После того, как Хюбнер высказал все, Эрнст Генле снова взглянул на Шницлера и коротко сказал:

– Я не согласен с вами, герр Хюбнер.

Хюбнер уставился на председателя комиссии.

– Не согласны?

– Да, не согласен, – подтвердил Генле. – Я считаю, что причина выхода из строя аппаратуры – небрежность при сборке и транспортировке отдельных узлов блоков. И не более…

– Но это же не так! – вскочил со стула Хюбнер. И сразу же натолкнулся на колючий взгляд майора. – Не так… – повторил он тише и, раздраженно пожав плечами, опустился на стул.

– Именно так, – снова напористо и спокойно проговорил председатель комиссии… – Странно, герр Хюбнер, почему вы не обратили внимания на то, что из строя вышли те части, которые находятся внутри корпуса!

– Это ничего не значит! – все еще пытался возражать Хюбнер.

– Напротив, – невозмутимо продолжал председатель комиссии. – Ведь эти части монтируются нашими специалистами. Они – люди проверенные, что может подтвердить и герр Шницлер. – Генле чуть наклонил голову в сторону гестаповца.

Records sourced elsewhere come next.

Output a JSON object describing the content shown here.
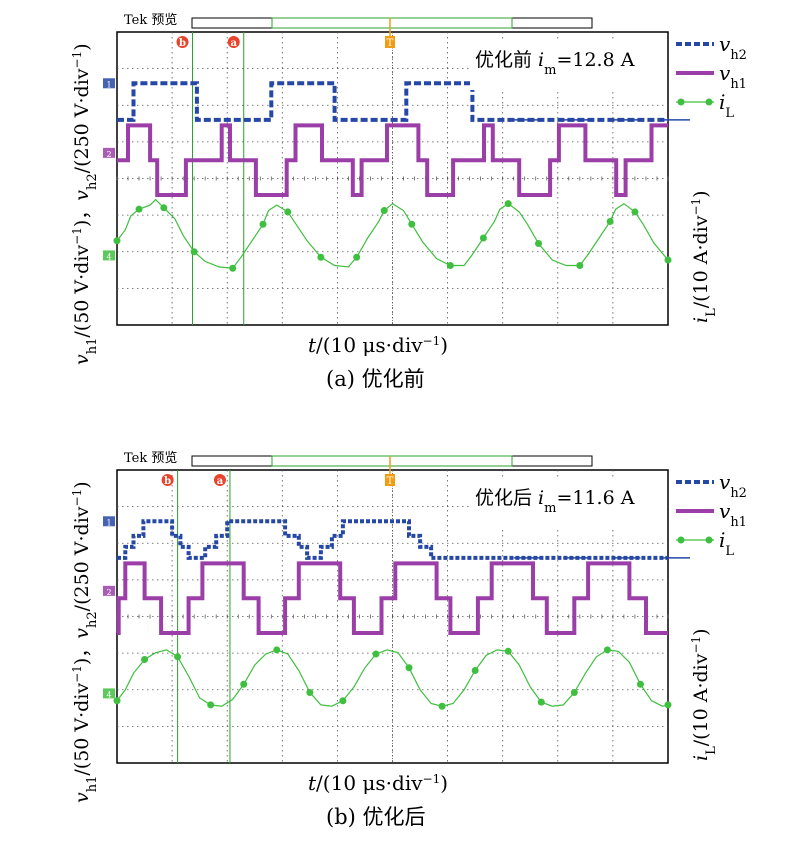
{
  "figure": {
    "panels": [
      {
        "id": "a",
        "caption": "(a) 优化前",
        "scope_label": "Tek 预览",
        "annotation_prefix": "优化前 ",
        "annotation_var": "i",
        "annotation_sub": "m",
        "annotation_value": "=12.8 A",
        "cursor_labels": [
          "b",
          "a",
          "T"
        ],
        "channel_markers": [
          "1",
          "2",
          "4"
        ]
      },
      {
        "id": "b",
        "caption": "(b) 优化后",
        "scope_label": "Tek 预览",
        "annotation_prefix": "优化后 ",
        "annotation_var": "i",
        "annotation_sub": "m",
        "annotation_value": "=11.6 A",
        "cursor_labels": [
          "b",
          "a",
          "T"
        ],
        "channel_markers": [
          "1",
          "2",
          "4"
        ]
      }
    ],
    "xlabel": {
      "var": "t",
      "text": "/(10 μs·div",
      "sup": "−1",
      "close": ")"
    },
    "ylabel_left": {
      "v1": "v",
      "s1": "h1",
      "t1": "/(50 V·div",
      "sup1": "−1",
      "t1b": ")，",
      "v2": "v",
      "s2": "h2",
      "t2": "/(250 V·div",
      "sup2": "−1",
      "t2b": ")"
    },
    "ylabel_right": {
      "v": "i",
      "s": "L",
      "t": "/(10 A·div",
      "sup": "−1",
      "tb": ")"
    },
    "legend": [
      {
        "var": "v",
        "sub": "h2",
        "color": "#2547a6",
        "style": "dashed"
      },
      {
        "var": "v",
        "sub": "h1",
        "color": "#9b3ea8",
        "style": "solid"
      },
      {
        "var": "i",
        "sub": "L",
        "color": "#3fbf3f",
        "style": "marker"
      }
    ]
  },
  "chart_data": [
    {
      "type": "line",
      "title": "",
      "xlabel": "t/(10 μs·div−1)",
      "grid": true,
      "x_divisions": 10,
      "y_divisions": 8,
      "series": [
        {
          "name": "vh2",
          "channel": "1",
          "color": "#2547a6",
          "baseline_div": 5.6,
          "high_div": 6.6,
          "shape": "two-level square",
          "x": [
            0.0,
            0.3,
            0.3,
            1.45,
            1.45,
            2.8,
            2.8,
            3.95,
            3.95,
            5.25,
            5.25,
            6.45,
            6.45,
            7.0,
            10.0
          ],
          "y": [
            0,
            0,
            1,
            1,
            0,
            0,
            1,
            1,
            0,
            0,
            1,
            1,
            0,
            0,
            0
          ],
          "note_tail_noise": true
        },
        {
          "name": "vh1",
          "channel": "2",
          "color": "#9b3ea8",
          "baseline_div": 3.6,
          "shape": "three-level",
          "x": [
            0.0,
            0.2,
            0.2,
            0.6,
            0.6,
            0.73,
            0.73,
            1.25,
            1.25,
            1.9,
            1.9,
            2.05,
            2.05,
            2.52,
            2.52,
            3.08,
            3.08,
            3.24,
            3.24,
            3.72,
            3.72,
            4.28,
            4.28,
            4.44,
            4.44,
            4.9,
            4.9,
            5.47,
            5.47,
            5.63,
            5.63,
            6.1,
            6.1,
            6.66,
            6.66,
            6.82,
            6.82,
            7.3,
            7.3,
            7.86,
            7.86,
            8.02,
            8.02,
            8.5,
            8.5,
            9.06,
            9.06,
            9.23,
            9.23,
            9.7,
            9.7,
            10.0
          ],
          "y": [
            0,
            0,
            1,
            1,
            0,
            0,
            -1,
            -1,
            0,
            0,
            1,
            1,
            0,
            0,
            -1,
            -1,
            0,
            0,
            1,
            1,
            0,
            0,
            -1,
            -1,
            0,
            0,
            1,
            1,
            0,
            0,
            -1,
            -1,
            0,
            0,
            1,
            1,
            0,
            0,
            -1,
            -1,
            0,
            0,
            1,
            1,
            0,
            0,
            -1,
            -1,
            0,
            0,
            1,
            1
          ]
        },
        {
          "name": "iL",
          "channel": "4",
          "color": "#3fbf3f",
          "baseline_div": 1.5,
          "shape": "triangular ripple",
          "x": [
            0.0,
            0.15,
            0.25,
            0.4,
            0.6,
            0.7,
            0.85,
            1.05,
            1.2,
            1.4,
            1.6,
            1.85,
            2.1,
            2.25,
            2.45,
            2.65,
            2.75,
            2.9,
            3.1,
            3.25,
            3.45,
            3.7,
            3.95,
            4.2,
            4.35,
            4.55,
            4.75,
            4.85,
            5.0,
            5.2,
            5.35,
            5.55,
            5.8,
            6.05,
            6.3,
            6.45,
            6.65,
            6.85,
            6.95,
            7.1,
            7.3,
            7.45,
            7.65,
            7.9,
            8.15,
            8.4,
            8.55,
            8.75,
            8.95,
            9.05,
            9.2,
            9.4,
            9.55,
            9.75,
            10.0
          ],
          "y": [
            0.4,
            0.8,
            1.3,
            1.55,
            1.7,
            1.9,
            1.6,
            1.2,
            0.6,
            0.0,
            -0.35,
            -0.55,
            -0.6,
            -0.2,
            0.4,
            1.0,
            1.5,
            1.7,
            1.45,
            1.0,
            0.4,
            -0.2,
            -0.5,
            -0.55,
            -0.2,
            0.5,
            1.1,
            1.5,
            1.75,
            1.5,
            1.0,
            0.35,
            -0.25,
            -0.5,
            -0.5,
            -0.1,
            0.5,
            1.1,
            1.55,
            1.75,
            1.45,
            1.0,
            0.3,
            -0.3,
            -0.5,
            -0.5,
            -0.1,
            0.5,
            1.1,
            1.55,
            1.75,
            1.45,
            1.0,
            0.3,
            -0.3
          ]
        }
      ]
    },
    {
      "type": "line",
      "title": "",
      "xlabel": "t/(10 μs·div−1)",
      "grid": true,
      "x_divisions": 10,
      "y_divisions": 8,
      "series": [
        {
          "name": "vh2",
          "channel": "1",
          "color": "#2547a6",
          "baseline_div": 5.6,
          "shape": "stepped five-level",
          "x": [
            0.0,
            0.15,
            0.15,
            0.3,
            0.3,
            0.48,
            0.48,
            1.0,
            1.0,
            1.15,
            1.15,
            1.3,
            1.3,
            1.6,
            1.6,
            1.8,
            1.8,
            2.0,
            2.0,
            2.15,
            2.15,
            2.55,
            2.55,
            3.05,
            3.05,
            3.3,
            3.3,
            3.45,
            3.45,
            3.7,
            3.7,
            3.9,
            3.9,
            4.1,
            4.1,
            4.3,
            4.3,
            4.5,
            4.5,
            4.65,
            4.65,
            4.85,
            4.85,
            5.3,
            5.3,
            5.5,
            5.5,
            5.7,
            5.7,
            5.9,
            5.9,
            6.1,
            6.1,
            6.3,
            6.3,
            7.0,
            10.0
          ],
          "y": [
            0,
            0,
            0.3,
            0.3,
            0.6,
            0.6,
            1,
            1,
            0.6,
            0.6,
            0.3,
            0.3,
            0,
            0,
            0.3,
            0.3,
            0.6,
            0.6,
            1,
            1,
            1,
            1,
            1,
            1,
            0.6,
            0.6,
            0.3,
            0.3,
            0,
            0,
            0.3,
            0.3,
            0.6,
            0.6,
            1,
            1,
            1,
            1,
            1,
            1,
            1,
            1,
            1,
            1,
            0.6,
            0.6,
            0.3,
            0.3,
            0,
            0,
            0,
            0,
            0,
            0,
            0,
            0,
            0
          ]
        },
        {
          "name": "vh1",
          "channel": "2",
          "color": "#9b3ea8",
          "baseline_div": 3.6,
          "shape": "three-level",
          "x": [
            0.0,
            0.03,
            0.03,
            0.15,
            0.15,
            0.5,
            0.5,
            0.8,
            0.8,
            1.05,
            1.05,
            1.3,
            1.3,
            1.55,
            1.55,
            1.75,
            1.75,
            2.05,
            2.05,
            2.3,
            2.3,
            2.57,
            2.57,
            2.8,
            2.8,
            3.05,
            3.05,
            3.3,
            3.3,
            3.57,
            3.57,
            3.8,
            3.8,
            4.05,
            4.05,
            4.3,
            4.3,
            4.55,
            4.55,
            4.8,
            4.8,
            5.05,
            5.05,
            5.3,
            5.3,
            5.55,
            5.55,
            5.8,
            5.8,
            6.05,
            6.05,
            6.3,
            6.3,
            6.55,
            6.55,
            6.8,
            6.8,
            7.05,
            7.05,
            7.3,
            7.3,
            7.55,
            7.55,
            7.8,
            7.8,
            8.05,
            8.05,
            8.3,
            8.3,
            8.55,
            8.55,
            8.8,
            8.8,
            9.05,
            9.05,
            9.3,
            9.3,
            9.6,
            9.6,
            9.8,
            9.8,
            10.0
          ],
          "y": [
            -1,
            -1,
            0,
            0,
            1,
            1,
            0,
            0,
            -1,
            -1,
            -1,
            -1,
            0,
            0,
            1,
            1,
            1,
            1,
            1,
            1,
            0,
            0,
            -1,
            -1,
            -1,
            -1,
            0,
            0,
            1,
            1,
            1,
            1,
            1,
            1,
            0,
            0,
            -1,
            -1,
            -1,
            -1,
            0,
            0,
            1,
            1,
            1,
            1,
            1,
            1,
            0,
            0,
            -1,
            -1,
            -1,
            -1,
            0,
            0,
            1,
            1,
            1,
            1,
            1,
            1,
            0,
            0,
            -1,
            -1,
            -1,
            -1,
            0,
            0,
            1,
            1,
            1,
            1,
            1,
            1,
            0,
            0,
            -1,
            -1,
            -1,
            -1
          ]
        },
        {
          "name": "iL",
          "channel": "4",
          "color": "#3fbf3f",
          "baseline_div": 1.5,
          "shape": "sinusoidal ripple",
          "x": [
            0.0,
            0.15,
            0.3,
            0.5,
            0.7,
            0.9,
            1.1,
            1.3,
            1.5,
            1.7,
            1.9,
            2.1,
            2.3,
            2.5,
            2.7,
            2.9,
            3.1,
            3.3,
            3.5,
            3.7,
            3.9,
            4.1,
            4.3,
            4.5,
            4.7,
            4.9,
            5.1,
            5.3,
            5.5,
            5.7,
            5.9,
            6.1,
            6.3,
            6.5,
            6.7,
            6.9,
            7.1,
            7.3,
            7.5,
            7.7,
            7.9,
            8.1,
            8.3,
            8.5,
            8.7,
            8.9,
            9.1,
            9.3,
            9.5,
            9.7,
            9.9,
            10.0
          ],
          "y": [
            -0.4,
            0.0,
            0.6,
            1.1,
            1.35,
            1.45,
            1.2,
            0.5,
            -0.3,
            -0.55,
            -0.6,
            -0.35,
            0.2,
            0.9,
            1.3,
            1.45,
            1.3,
            0.7,
            -0.1,
            -0.55,
            -0.6,
            -0.4,
            0.1,
            0.8,
            1.3,
            1.45,
            1.35,
            0.8,
            0.0,
            -0.5,
            -0.6,
            -0.5,
            0.0,
            0.7,
            1.25,
            1.45,
            1.4,
            0.9,
            0.1,
            -0.45,
            -0.6,
            -0.55,
            -0.1,
            0.6,
            1.2,
            1.45,
            1.4,
            1.0,
            0.2,
            -0.4,
            -0.6,
            -0.55
          ]
        }
      ]
    }
  ]
}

Майор Шницлер все еще не вмешивался в разговор Генле с Хюбнером, но взгляд, каким он порою окидывал строптивого члена комиссии, говорил о многом. Эрнст вполне отчетливо представлял себе, какая буря сейчас бушует в груди майора. Однако он не подал вида, что понял состояние гестаповца и как ни в чем не бывало продолжал:

– Ну, а затем, как вам должно быть известно, герр Хюбнер, аппаратура находится в отдельном помещении под охраной нашей службы безопасности. И если допустить высказанную вами версию, что вредители – русские рабочие, то возникает вопрос, в какое время совершили они это вредительство? – Эрнст стал говорить совсем медленно, подчеркивая значение каждого слова. – Непонятно, как могла проглядеть все это служба безопасности, если русским не разрешают даже близко подходить к блокам… Что же, или по вашему вредители наши специалисты? А может быть солдаты охраны?..

Хюбнер на минуту смешался. Шницлер, до сих пор сдерживавшийся, при последних словах ученого не вытерпел:

– Охрана! Что охрана! Вы с ума сошли… – Шницлер подошел вплотную к Хюбнеру: – Вы забываетесь, герр Хюбнер! Это кого же вы собираетесь разгонять?..

– Герр майор, вы меня не так поняли… Но я никак не могу согласиться с утверждениями председателя комиссии…

Спор грозил затянуться, если бы Генле не обратился к третьему члену комиссии.

– Надеюсь, Вы, герр Зицман, успели внимательно осмотреть все и пришли к тем же выводам, к которым пришел я. – Эрнст Генле говорил тоном, который, казалось, исключает какие бы то ни было возражения. И инженер Зицман, который не имел собственного мнения или не решался высказать его, поспешно согласился с мнением председателя комиссии.

Хюбнер готов был наброситься на инженера, но в это время Генле холодно произнес:

– Вы, герр Хюбнер, слишком невысокого мнения о нашей службе безопасности. Смешно! Удивляюсь, – с иронией добавил Генле, – вы, герр Хюбнер, чего доброго и меня причислите к злоумышленникам…

Хюбнер побледнел от злости, но молча проглотил насмешку. Он не осмелился идти на скандал в то время, когда обстоятельства складывались против него. Ему совсем не хотелось наживать себе такого опасного врага, каким мог явиться шеф местного отделения службы гестапо майор Шницлер. Сдержался Хюбнер еще и потому, что знал, каким доверием пользуется научный сотрудник центральной лаборатории Эрнст Генле у руководителя лаборатории…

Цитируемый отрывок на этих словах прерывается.